Today it is 18 miles to Sonora Pass and dinner at Kennedy Meadows North. There was a short descent then the first bridge crossing I’ve seen in a few days. I think this may mark the end of creek fording for the rest of the hike, thankfully.
Sonora Pass is a high point for the highway 108, but conversely a low point on this section of the trail. After crossing the bridge, there is a huge climb past the Emigrant pass trail junction and the boundary of the Emigrant Wilderness. I believe this intersects one of the routes folks took in 1840s/1850s with their wagon trains to California. Talk about brutal travel. I can’t imagine what it was like hauling wagons through here.
The climb up follows some seasonal streams that run off a huge bowl of high mountains. It is steep, but not a shear climb. There is an enormous amount of water that flows through here during the snow melt. Took a picture on one of the many creeks containing the tree wreckage from this years avalanches and snow melt. Most of these uprooted trees still had green pine leaves on them. It must have been something to see.
At 9500, the trail left the last of the trees and continued up over a barren landscape. The climb was mellow, but the winds are fierce up here. Here are a series of pics showing the switchbacks. It is a little hard to identify, but a couple of the switchbacks follows a 5 foot wide road. It doesn’t look like a forest service road…..I think this might be some of the original wagon trail they cut 150 years ago.

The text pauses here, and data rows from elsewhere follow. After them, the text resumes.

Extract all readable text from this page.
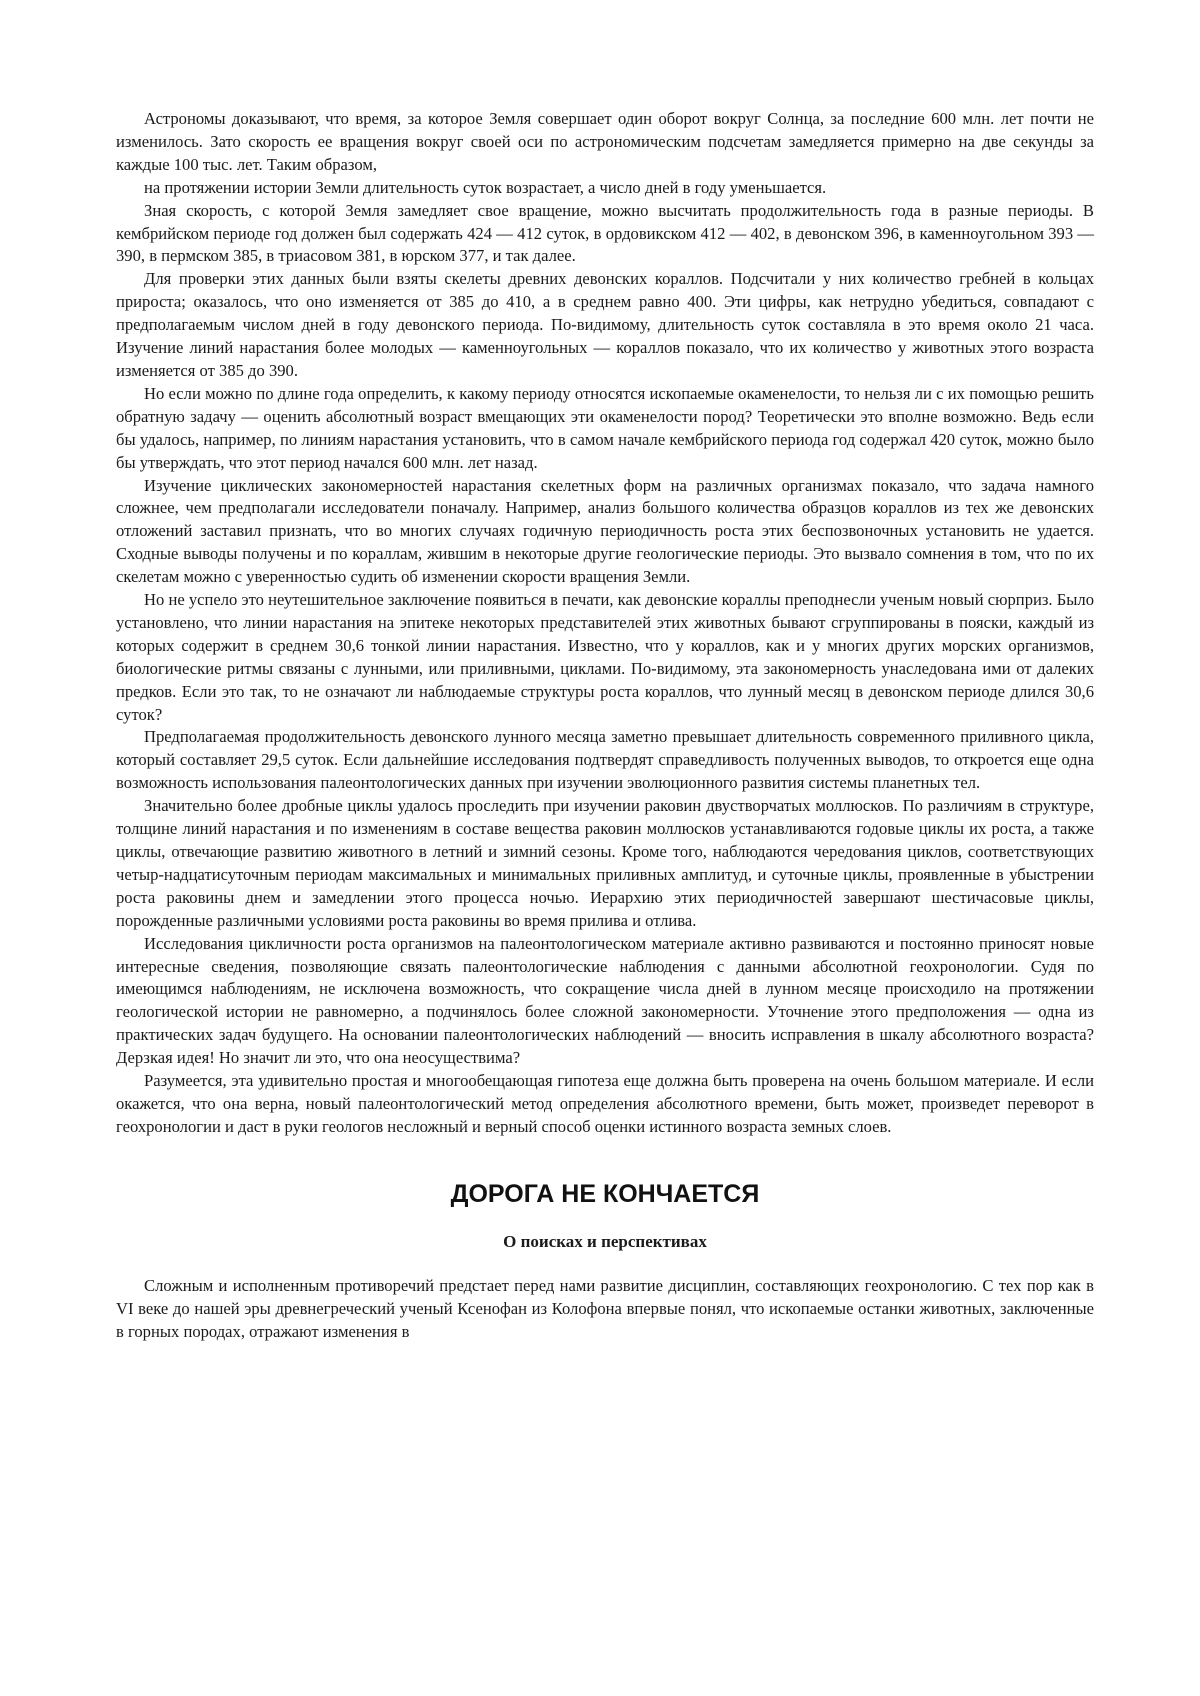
Астрономы доказывают, что время, за которое Земля совершает один оборот вокруг Солнца, за последние 600 млн. лет почти не изменилось. Зато скорость ее вращения вокруг своей оси по астрономическим подсчетам замедляется примерно на две секунды за каждые 100 тыс. лет. Таким образом,

на протяжении истории Земли длительность суток возрастает, а число дней в году уменьшается.

Зная скорость, с которой Земля замедляет свое вращение, можно высчитать продолжительность года в разные периоды. В кембрийском периоде год должен был содержать 424 — 412 суток, в ордовикском 412 — 402, в девонском 396, в каменноугольном 393 — 390, в пермском 385, в триасовом 381, в юрском 377, и так далее.

Для проверки этих данных были взяты скелеты древних девонских кораллов. Подсчитали у них количество гребней в кольцах прироста; оказалось, что оно изменяется от 385 до 410, а в среднем равно 400. Эти цифры, как нетрудно убедиться, совпадают с предполагаемым числом дней в году девонского периода. По-видимому, длительность суток составляла в это время около 21 часа. Изучение линий нарастания более молодых — каменноугольных — кораллов показало, что их количество у животных этого возраста изменяется от 385 до 390.

Но если можно по длине года определить, к какому периоду относятся ископаемые окаменелости, то нельзя ли с их помощью решить обратную задачу — оценить абсолютный возраст вмещающих эти окаменелости пород? Теоретически это вполне возможно. Ведь если бы удалось, например, по линиям нарастания установить, что в самом начале кембрийского периода год содержал 420 суток, можно было бы утверждать, что этот период начался 600 млн. лет назад.

Изучение циклических закономерностей нарастания скелетных форм на различных организмах показало, что задача намного сложнее, чем предполагали исследователи поначалу. Например, анализ большого количества образцов кораллов из тех же девонских отложений заставил признать, что во многих случаях годичную периодичность роста этих беспозвоночных установить не удается. Сходные выводы получены и по кораллам, жившим в некоторые другие геологические периоды. Это вызвало сомнения в том, что по их скелетам можно с уверенностью судить об изменении скорости вращения Земли.

Но не успело это неутешительное заключение появиться в печати, как девонские кораллы преподнесли ученым новый сюрприз. Было установлено, что линии нарастания на эпитеке некоторых представителей этих животных бывают сгруппированы в пояски, каждый из которых содержит в среднем 30,6 тонкой линии нарастания. Известно, что у кораллов, как и у многих других морских организмов, биологические ритмы связаны с лунными, или приливными, циклами. По-видимому, эта закономерность унаследована ими от далеких предков. Если это так, то не означают ли наблюдаемые структуры роста кораллов, что лунный месяц в девонском периоде длился 30,6 суток?

Предполагаемая продолжительность девонского лунного месяца заметно превышает длительность современного приливного цикла, который составляет 29,5 суток. Если дальнейшие исследования подтвердят справедливость полученных выводов, то откроется еще одна возможность использования палеонтологических данных при изучении эволюционного развития системы планетных тел.

Значительно более дробные циклы удалось проследить при изучении раковин двустворчатых моллюсков. По различиям в структуре, толщине линий нарастания и по изменениям в составе вещества раковин моллюсков устанавливаются годовые циклы их роста, а также циклы, отвечающие развитию животного в летний и зимний сезоны. Кроме того, наблюдаются чередования циклов, соответствующих четыр-надцатисуточным периодам максимальных и минимальных приливных амплитуд, и суточные циклы, проявленные в убыстрении роста раковины днем и замедлении этого процесса ночью. Иерархию этих периодичностей завершают шестичасовые циклы, порожденные различными условиями роста раковины во время прилива и отлива.

Исследования цикличности роста организмов на палеонтологическом материале активно развиваются и постоянно приносят новые интересные сведения, позволяющие связать палеонтологические наблюдения с данными абсолютной геохронологии. Судя по имеющимся наблюдениям, не исключена возможность, что сокращение числа дней в лунном месяце происходило на протяжении геологической истории не равномерно, а подчинялось более сложной закономерности. Уточнение этого предположения — одна из практических задач будущего. На основании палеонтологических наблюдений — вносить исправления в шкалу абсолютного возраста? Дерзкая идея! Но значит ли это, что она неосуществима?

Разумеется, эта удивительно простая и многообещающая гипотеза еще должна быть проверена на очень большом материале. И если окажется, что она верна, новый палеонтологический метод определения абсолютного времени, быть может, произведет переворот в геохронологии и даст в руки геологов несложный и верный способ оценки истинного возраста земных слоев.

ДОРОГА НЕ КОНЧАЕТСЯ
О поисках и перспективах

Сложным и исполненным противоречий предстает перед нами развитие дисциплин, составляющих геохронологию. С тех пор как в VI веке до нашей эры древнегреческий ученый Ксенофан из Колофона впервые понял, что ископаемые останки животных, заключенные в горных породах, отражают изменения в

Over the first crest, the trail continues ascending along a ridge the borders yet another huge bowl to the next valley below. It slowly ascends and curves about 180 degrees, starting due North, curving South, East for a while, then back to due North. The freaky thing about it is the wind. It enters the valley below, then spills over the crest so for hours I’m blown by 20-30 mph wind that is ALWAYS perpendicular to my course of travel. It is freaky.
In the valley below, you can see the whole Sierra cycle of life in a single glance. It starts with a high barren rocky bowl. Water flows down to high barren lakes, which then flow into alpine wet lands and meadows. That drains off to more meadows and lakes where the trees start to grow. Finally it lands in an even bigger lake or reservoir (not sure which) and then a bigger creek/river which will end up in toilets of all the peoples along the coast. Neat….well except for the toilet part.
Finally over the ridge at close to 11k, there were a few snow fields to cross on the descent. I started running into hikers going the opposite direction. A few PCTers, but mostly weekend backpackers and day hikers. They are sparkling clean.
I made the 108 junction at 4. Soho had passed me somehow during the trip and was waiting there with a dude who offered to take us into Kennedy Meadows. Apparently Soho thought I was ahead of him and hiked faster to catch me. He finished about 1.5 hours ahead. I wish he would stop doing this. It is not good on the body to hike this kind of distance outside your ideal pace. There is a reason experienced thru-hikers preach “Hike your own hike….” Well, it worked out good for me at least. My ride was waiting.
We got into Kennedy Meadows North and were put up in their bunk rooms for $35 a night. Nice digs. This place has a huge pack station. Soho figures there are a 100 head of mules and horse in the stock camps. The place has primitive cabins, huge areas for RV’s/horse trailers, and plenty of tent camping. Seems to be a popular spot for folks to bring their horses.
The cafe served up great ranch-style chow and their store is well stocked. I picked up my resupply box and started sorting things out. Soho’s box is not there (of course). He is trying to figure out what happened (again). I might be hiking solo tomorrow, but for now all is good. I’m back in my groove again.